Everyone has unique expectations of what good customer service entails. Maybe your parents own a business or your employer gives outstanding customer service. In Japan I found customer service beyond anything I've experienced elsewhere, stemming from a culture that works hard to never cause someone to lose face (read more).
At the same time, most homeowners have heard a horror story about contractors, the opposite of great customer service. The reality is most people deliver customer service based on their personal experience and the role models in their lives. Your challenge is finding people and companies that offer the level of customer service you want.
What Are Your Customer Service Priorities
When do you think about customer service? If you're like me, you're more likely to take notice when you get especially poor service and then, what do you do about it? Most people simply don't go back (90% of people do this) but there are lots of ways you could make a difference and help businesses improve their service. Give people feedback in person, via email or a written letter and be careful about your tone of voice.
Pick your priorities and when you're looking for a new contractor, lawyer or doctor, make sure you evaluate prospects based on their technical skills and your customer service priorities. Word of mouth referrals are great but a neighbor down the street who doesn't work might not need a plumber who will work on Saturday but that's at the top of your list. What are your priorities?
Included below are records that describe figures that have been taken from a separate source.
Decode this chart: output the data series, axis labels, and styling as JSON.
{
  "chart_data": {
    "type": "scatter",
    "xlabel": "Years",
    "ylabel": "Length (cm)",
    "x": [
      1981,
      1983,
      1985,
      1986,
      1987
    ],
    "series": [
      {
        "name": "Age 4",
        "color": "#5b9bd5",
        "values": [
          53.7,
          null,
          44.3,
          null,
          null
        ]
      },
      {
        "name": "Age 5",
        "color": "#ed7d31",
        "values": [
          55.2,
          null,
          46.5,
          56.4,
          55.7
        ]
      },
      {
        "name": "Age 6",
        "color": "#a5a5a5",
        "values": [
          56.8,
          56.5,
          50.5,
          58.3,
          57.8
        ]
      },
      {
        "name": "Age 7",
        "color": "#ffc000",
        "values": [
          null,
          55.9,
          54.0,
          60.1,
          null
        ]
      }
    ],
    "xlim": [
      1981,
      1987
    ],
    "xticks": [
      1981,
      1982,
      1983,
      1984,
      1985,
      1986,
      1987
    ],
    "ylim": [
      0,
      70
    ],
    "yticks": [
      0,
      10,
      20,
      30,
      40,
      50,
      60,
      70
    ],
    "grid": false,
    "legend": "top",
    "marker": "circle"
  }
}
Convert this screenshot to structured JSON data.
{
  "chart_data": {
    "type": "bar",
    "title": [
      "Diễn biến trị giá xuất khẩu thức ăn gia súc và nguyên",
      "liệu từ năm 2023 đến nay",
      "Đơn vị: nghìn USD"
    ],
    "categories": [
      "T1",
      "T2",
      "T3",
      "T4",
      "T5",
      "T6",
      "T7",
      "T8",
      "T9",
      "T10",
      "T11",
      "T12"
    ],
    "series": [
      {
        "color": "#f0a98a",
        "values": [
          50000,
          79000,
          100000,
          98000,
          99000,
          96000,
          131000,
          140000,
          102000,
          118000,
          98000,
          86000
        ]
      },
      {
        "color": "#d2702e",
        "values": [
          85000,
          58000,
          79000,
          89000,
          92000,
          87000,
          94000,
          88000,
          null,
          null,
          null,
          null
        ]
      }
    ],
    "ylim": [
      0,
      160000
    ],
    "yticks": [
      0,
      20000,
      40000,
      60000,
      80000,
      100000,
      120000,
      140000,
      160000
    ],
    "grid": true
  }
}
- Phone coverage 7×24 as some people want to talk to a live person & won't leave a message.
- Phone calls returned and emails answered within a reasonable period of time. You may need to verify your definition of response time is consistent with your providers.
- Professionals who commit to a schedule and arrive on time, i.e. not the phone company that will get there after 1pm.
- Flexibility that's important to you. This might be home services on Saturday, 7×24 emergency service or in my case, I like email communication so I can do my personal follow ups in the evening versus having to play phone tag.
- Product and service guarantees. If this is important to you, follow the rules for registering new products and keep your paperwork. Make sure you understand who pays shipping and installation costs when you need to replace a failing product.
You often need to stand up for what has been committed. The only product I always buy a service contract for is computer equipment. When Dell customer service, after 30 minutes trouble shooting on the phone, said they'd mail me the correct microcode for my laptop, I told them no! I told them my service contract covered on-site repairs and 2 days later, the repairman showed up.
Good Customer Service, from a Contractor's Perspective
It's true you get what you pay for. Using my handyman business as an example, let me share our commitment to customer service. At times it's frustrating when people want the service but don't want to pay for it, i.e. my answering service costs roughly $150 per month. It's taken time to work out the scripts with them so I only get the real emergency calls, i.e. a toothbrush in the toilet when there's a second bathroom in the house is not an emergency!
Part of our customer service is arriving on time so we have a routine where our technicians check in each morning. We know before the customer if we're not going to arrive on time and we'll alert you. When I first opened my business, I would call and say we'd be there by 8:10 and then oops, have to call back due to traffic. We now provide a 30 minute arrival window.
Here are some other ways we focus on delivering not just good handyman services but overall customer service homeowners love. In the first hour, handled the following:
- Scott checked in at 6:30am with sore muscles from lifting cinder block the day before. He couldn't find the customer's street and we discovered he was in the wrong town (bug in our scheduling software). When we couldn't figure out the right location, we called the customer who said “this happens all the time.” On the same call, we answered some additional questions for Jennifer regarding the storm door we were measuring and ordering for her.
- Rick checked in shortly after Scott. I reminded him to stop by National Car Rental at Manchester Airport, with color book so they could select the color for their new vinyl floors and called the airport to confirm the manager would be there. Rick reminded me he was early so he could complete several additional items added by the customer yesterday.
- Called Dana to ask him to pick up the condo vanity (at the office) on his way to the jobsite. Our decorator, Jennifer Myers Interiors, dropped it off yesterday, we took photos and emailed them to the client for approval … it was a go. On the same call, reviewed the parts list & pricing for the master shower hardware so I could complete the order, and discussed the ship schedule versus work schedule.
While the Handymen are Working, The Office is Busy Supporting Them … and You!
- Order materials: Harvey storm door for morning Brentwood customer; shower materials for master bathroom, Newburyport MA.
- Schedule emergency job in Rochester, NH … for this afternoon.
- Send thank you with apology to yesterday's customer in Londonderry, NH as we're supposed to get all materials in one (1) shopping trip. Committed an insurance estimate for Dorothy, for water damage to around three (3) exterior doors.
- Locate/schedule debris pickup & gravel delivery to wrap up Scott's bulkhead stairs.
- Schedule refinishing of hardwood floors for Newburyport, MA condo.
- … plus I'm covering the phones today!